There is a financial bonus for postponing retirement. People who have reached the age of retirement in 2018, will get 8% extra for every extra year worked, that is, before registration of pension payments. This means that if the worker will request pension payments not in 66 years, and 70, the amount will increase by 24%. However, in 2018 this figure is limited and may reach a maximum of $3 538 per month.

The main differences between the pension system of the United States from post-Soviet

In the former CIS countries (Russian Federation, Ukraine, Belarus) pensions are formed only from a single source of contributions to the pension Fund of the country while you are working.

In Russia in 2018 reform to divide pension payments in 2 parts: insurance and cumulative.

In 2018 the retirement age in Russia is 60 years for men and 55 years for women. In June 2018, was adopted a bill to raise the retirement age to 65 and 63 years, respectively. Given the average life expectancy of 70 years for men and 80 for women, it turns out that the average citizen will be able to live on welfare in the near future not more than 5 years.

To receive a pension in the Russian Federation it is necessary to study a minimum of 5 years officially (for 2015), with a further increase of this indicator up to 15 years in 2024. In the United States to request pension payments by the social insurance scheme on the basis of at least 10 years of contributions to the Fund.

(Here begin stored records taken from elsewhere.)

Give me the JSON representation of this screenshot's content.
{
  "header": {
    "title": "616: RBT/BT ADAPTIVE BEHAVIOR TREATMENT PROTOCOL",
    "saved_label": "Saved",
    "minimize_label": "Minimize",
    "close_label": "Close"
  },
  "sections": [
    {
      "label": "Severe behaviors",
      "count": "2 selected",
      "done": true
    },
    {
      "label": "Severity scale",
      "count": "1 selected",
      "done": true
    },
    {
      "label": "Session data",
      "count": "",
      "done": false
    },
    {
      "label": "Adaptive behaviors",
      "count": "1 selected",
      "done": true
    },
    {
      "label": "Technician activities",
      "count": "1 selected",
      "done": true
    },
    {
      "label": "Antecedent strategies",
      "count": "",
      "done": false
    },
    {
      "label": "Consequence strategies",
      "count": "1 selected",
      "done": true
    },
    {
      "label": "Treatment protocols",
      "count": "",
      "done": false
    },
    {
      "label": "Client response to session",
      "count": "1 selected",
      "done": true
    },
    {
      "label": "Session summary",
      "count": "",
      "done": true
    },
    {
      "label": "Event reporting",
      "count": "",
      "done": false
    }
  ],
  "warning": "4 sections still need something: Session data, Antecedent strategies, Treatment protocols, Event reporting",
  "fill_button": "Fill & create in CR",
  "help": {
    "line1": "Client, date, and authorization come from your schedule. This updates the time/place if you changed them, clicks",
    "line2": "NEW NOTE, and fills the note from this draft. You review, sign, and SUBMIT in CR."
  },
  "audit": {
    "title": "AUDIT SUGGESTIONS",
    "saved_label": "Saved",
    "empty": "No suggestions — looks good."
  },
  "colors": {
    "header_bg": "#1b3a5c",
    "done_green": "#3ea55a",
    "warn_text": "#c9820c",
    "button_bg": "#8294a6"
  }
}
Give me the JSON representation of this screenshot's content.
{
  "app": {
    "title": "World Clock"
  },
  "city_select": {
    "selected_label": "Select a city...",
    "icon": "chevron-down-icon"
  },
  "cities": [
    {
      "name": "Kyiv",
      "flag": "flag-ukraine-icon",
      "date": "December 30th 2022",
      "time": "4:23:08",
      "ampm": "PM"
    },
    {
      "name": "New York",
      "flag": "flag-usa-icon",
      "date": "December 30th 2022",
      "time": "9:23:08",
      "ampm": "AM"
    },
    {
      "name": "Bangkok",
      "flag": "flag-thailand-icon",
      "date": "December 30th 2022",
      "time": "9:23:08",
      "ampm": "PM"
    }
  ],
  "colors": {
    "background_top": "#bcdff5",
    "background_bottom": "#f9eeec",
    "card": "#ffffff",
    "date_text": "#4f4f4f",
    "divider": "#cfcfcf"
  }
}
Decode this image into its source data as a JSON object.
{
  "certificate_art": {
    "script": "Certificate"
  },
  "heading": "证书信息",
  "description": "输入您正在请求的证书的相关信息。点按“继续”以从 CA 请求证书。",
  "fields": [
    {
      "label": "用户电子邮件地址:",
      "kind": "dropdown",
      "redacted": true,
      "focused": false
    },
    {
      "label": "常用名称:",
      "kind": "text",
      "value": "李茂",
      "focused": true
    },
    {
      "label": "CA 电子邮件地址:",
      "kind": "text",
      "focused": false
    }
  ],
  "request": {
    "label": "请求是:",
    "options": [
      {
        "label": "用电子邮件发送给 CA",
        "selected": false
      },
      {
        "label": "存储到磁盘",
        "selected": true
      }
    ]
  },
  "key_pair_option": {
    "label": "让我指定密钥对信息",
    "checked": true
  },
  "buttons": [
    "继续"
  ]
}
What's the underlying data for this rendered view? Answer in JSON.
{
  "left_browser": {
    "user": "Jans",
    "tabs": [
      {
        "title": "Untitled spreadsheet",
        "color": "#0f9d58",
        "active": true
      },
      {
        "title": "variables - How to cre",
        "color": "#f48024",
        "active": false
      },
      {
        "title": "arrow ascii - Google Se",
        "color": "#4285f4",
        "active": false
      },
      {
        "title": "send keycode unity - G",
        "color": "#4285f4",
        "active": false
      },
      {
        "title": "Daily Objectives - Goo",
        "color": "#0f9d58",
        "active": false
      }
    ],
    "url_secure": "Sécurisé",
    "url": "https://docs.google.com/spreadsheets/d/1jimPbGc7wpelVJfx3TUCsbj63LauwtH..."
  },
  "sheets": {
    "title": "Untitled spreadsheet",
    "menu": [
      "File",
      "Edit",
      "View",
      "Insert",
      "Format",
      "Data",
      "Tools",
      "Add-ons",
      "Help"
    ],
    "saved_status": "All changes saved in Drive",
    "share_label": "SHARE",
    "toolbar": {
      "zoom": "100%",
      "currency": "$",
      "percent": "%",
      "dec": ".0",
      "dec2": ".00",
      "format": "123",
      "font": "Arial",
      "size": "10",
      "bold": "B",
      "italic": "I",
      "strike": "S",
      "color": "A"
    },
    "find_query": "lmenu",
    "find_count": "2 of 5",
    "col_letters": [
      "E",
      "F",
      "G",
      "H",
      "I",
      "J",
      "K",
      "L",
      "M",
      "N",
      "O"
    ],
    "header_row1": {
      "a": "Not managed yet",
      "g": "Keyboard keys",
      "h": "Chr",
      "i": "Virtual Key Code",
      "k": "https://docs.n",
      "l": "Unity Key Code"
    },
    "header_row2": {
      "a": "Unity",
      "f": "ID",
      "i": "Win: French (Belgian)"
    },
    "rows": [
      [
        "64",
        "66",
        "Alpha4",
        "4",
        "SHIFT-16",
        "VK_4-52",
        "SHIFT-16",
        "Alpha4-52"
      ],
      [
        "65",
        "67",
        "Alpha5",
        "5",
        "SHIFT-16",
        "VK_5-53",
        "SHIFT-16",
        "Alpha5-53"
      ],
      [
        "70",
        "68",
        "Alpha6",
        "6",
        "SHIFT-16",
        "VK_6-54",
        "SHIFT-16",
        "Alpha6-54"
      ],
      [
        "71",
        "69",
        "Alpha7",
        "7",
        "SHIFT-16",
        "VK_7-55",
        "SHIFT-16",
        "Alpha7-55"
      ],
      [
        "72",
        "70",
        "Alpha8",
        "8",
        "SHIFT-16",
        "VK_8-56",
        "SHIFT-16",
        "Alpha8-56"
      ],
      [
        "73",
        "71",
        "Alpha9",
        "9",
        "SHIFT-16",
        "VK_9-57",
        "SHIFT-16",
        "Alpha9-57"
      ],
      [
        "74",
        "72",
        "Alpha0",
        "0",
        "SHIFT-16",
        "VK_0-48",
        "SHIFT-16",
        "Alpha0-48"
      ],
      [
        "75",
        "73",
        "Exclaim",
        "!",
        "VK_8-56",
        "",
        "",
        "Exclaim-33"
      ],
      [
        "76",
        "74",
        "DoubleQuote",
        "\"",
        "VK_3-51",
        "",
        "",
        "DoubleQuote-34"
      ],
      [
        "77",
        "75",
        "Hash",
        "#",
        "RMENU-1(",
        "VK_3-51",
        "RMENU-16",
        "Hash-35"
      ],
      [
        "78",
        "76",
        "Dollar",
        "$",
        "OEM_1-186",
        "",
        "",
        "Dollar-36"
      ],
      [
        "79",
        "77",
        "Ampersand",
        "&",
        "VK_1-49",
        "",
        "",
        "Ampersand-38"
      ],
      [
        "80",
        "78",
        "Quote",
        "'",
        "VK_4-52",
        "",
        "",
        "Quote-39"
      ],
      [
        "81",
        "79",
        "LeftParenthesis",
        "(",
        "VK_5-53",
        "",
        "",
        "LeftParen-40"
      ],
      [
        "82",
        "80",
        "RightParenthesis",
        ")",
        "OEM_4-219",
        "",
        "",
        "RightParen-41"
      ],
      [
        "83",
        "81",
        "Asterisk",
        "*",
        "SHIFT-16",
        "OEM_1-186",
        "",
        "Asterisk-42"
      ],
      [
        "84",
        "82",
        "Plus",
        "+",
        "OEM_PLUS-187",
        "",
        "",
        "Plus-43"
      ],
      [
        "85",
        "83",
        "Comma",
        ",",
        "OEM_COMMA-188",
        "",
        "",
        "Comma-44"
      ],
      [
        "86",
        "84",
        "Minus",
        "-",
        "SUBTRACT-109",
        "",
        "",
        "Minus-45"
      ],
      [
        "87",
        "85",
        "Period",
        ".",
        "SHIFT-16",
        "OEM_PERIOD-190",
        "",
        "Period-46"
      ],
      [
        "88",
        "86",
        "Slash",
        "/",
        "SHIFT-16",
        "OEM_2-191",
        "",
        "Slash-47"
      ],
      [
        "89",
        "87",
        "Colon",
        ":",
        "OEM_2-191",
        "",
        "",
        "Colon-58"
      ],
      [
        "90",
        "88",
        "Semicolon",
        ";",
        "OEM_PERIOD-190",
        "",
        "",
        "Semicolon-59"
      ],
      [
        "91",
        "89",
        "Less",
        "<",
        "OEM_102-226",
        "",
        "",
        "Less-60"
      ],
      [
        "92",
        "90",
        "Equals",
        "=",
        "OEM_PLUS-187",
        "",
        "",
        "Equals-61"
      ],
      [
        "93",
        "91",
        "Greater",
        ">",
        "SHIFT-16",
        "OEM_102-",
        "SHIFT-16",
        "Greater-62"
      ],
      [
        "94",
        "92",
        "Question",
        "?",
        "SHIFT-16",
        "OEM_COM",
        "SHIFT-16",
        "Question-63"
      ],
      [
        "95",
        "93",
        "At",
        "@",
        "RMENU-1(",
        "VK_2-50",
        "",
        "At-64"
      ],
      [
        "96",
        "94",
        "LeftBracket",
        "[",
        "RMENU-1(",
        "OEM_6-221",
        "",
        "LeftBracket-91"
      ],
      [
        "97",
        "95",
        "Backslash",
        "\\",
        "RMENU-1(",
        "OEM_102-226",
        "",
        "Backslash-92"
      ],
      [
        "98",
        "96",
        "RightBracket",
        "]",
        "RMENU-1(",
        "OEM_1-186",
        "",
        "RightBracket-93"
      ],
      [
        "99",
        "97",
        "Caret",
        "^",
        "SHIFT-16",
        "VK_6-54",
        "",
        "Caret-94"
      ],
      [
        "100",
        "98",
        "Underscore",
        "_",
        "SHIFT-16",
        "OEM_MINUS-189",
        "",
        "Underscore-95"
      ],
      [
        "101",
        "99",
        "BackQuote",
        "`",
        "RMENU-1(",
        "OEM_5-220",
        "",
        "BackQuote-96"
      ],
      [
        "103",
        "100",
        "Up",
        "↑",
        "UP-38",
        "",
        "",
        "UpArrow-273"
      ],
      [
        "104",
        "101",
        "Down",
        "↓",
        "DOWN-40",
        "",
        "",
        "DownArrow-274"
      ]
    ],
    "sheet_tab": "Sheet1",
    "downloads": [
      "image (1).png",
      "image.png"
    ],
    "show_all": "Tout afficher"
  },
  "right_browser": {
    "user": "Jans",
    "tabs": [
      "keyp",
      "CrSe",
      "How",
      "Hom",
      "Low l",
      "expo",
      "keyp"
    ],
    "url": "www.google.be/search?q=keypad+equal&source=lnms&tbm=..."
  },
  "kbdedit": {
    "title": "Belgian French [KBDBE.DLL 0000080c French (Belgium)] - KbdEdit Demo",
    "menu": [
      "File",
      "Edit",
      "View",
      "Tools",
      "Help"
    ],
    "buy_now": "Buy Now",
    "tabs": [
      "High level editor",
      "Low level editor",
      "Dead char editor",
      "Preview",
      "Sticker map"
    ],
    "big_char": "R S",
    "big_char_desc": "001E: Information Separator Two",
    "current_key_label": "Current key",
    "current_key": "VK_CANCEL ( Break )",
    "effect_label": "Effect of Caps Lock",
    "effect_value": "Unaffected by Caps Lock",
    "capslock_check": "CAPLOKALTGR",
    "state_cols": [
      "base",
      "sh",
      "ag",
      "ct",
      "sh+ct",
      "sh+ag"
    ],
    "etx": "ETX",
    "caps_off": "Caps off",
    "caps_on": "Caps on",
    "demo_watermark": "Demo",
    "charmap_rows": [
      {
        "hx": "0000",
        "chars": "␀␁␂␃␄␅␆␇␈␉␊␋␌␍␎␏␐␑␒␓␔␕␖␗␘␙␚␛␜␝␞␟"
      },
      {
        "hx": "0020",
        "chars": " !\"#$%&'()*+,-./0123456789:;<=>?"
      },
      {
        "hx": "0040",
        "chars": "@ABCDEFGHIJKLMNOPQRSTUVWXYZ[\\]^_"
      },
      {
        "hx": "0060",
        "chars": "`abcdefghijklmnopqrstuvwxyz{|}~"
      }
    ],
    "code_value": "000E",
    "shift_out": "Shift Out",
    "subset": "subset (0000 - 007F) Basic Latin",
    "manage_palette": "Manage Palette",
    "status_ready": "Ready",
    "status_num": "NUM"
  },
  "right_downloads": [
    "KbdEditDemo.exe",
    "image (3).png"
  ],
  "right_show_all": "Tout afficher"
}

August 28, 2018, the President of Russia made a statement of intent to leave age of retirement for women to 60 years (instead of the previously announced 63 years). While the statement is Advisory in nature as the project in its original form has already passed its first reading in the Supreme legislative body of Russia.

In Ukraine also carried out pension reform, but changes relate for the most part not of the age of retirement and minimum seniority. So, at the age of retirement to 60 years for citizens of both sexes, to request pension payments starting in 2018 only those whose seniority is at least 25 years. By 2028 this will rise to 35 years. All those, whose experience will be less than 15 years upon reaching the age of 65 years will not receive pension payments from the state. Instead, the program provides for the payment of social benefits.

A full comparative analysis of pension systems

Infographic Modern
Infogram

The analysis shows that the pension system in post-Soviet countries still needs improvement. As one of the indicators in the table is used AgeWatch index, which is needed to display the level of life of older people in the world. The smaller the number – the higher the standard of living. It is significant that in the United States AgeWatch index for 2015 amounted to 9, in Russia – 65, and in Ukraine — 73.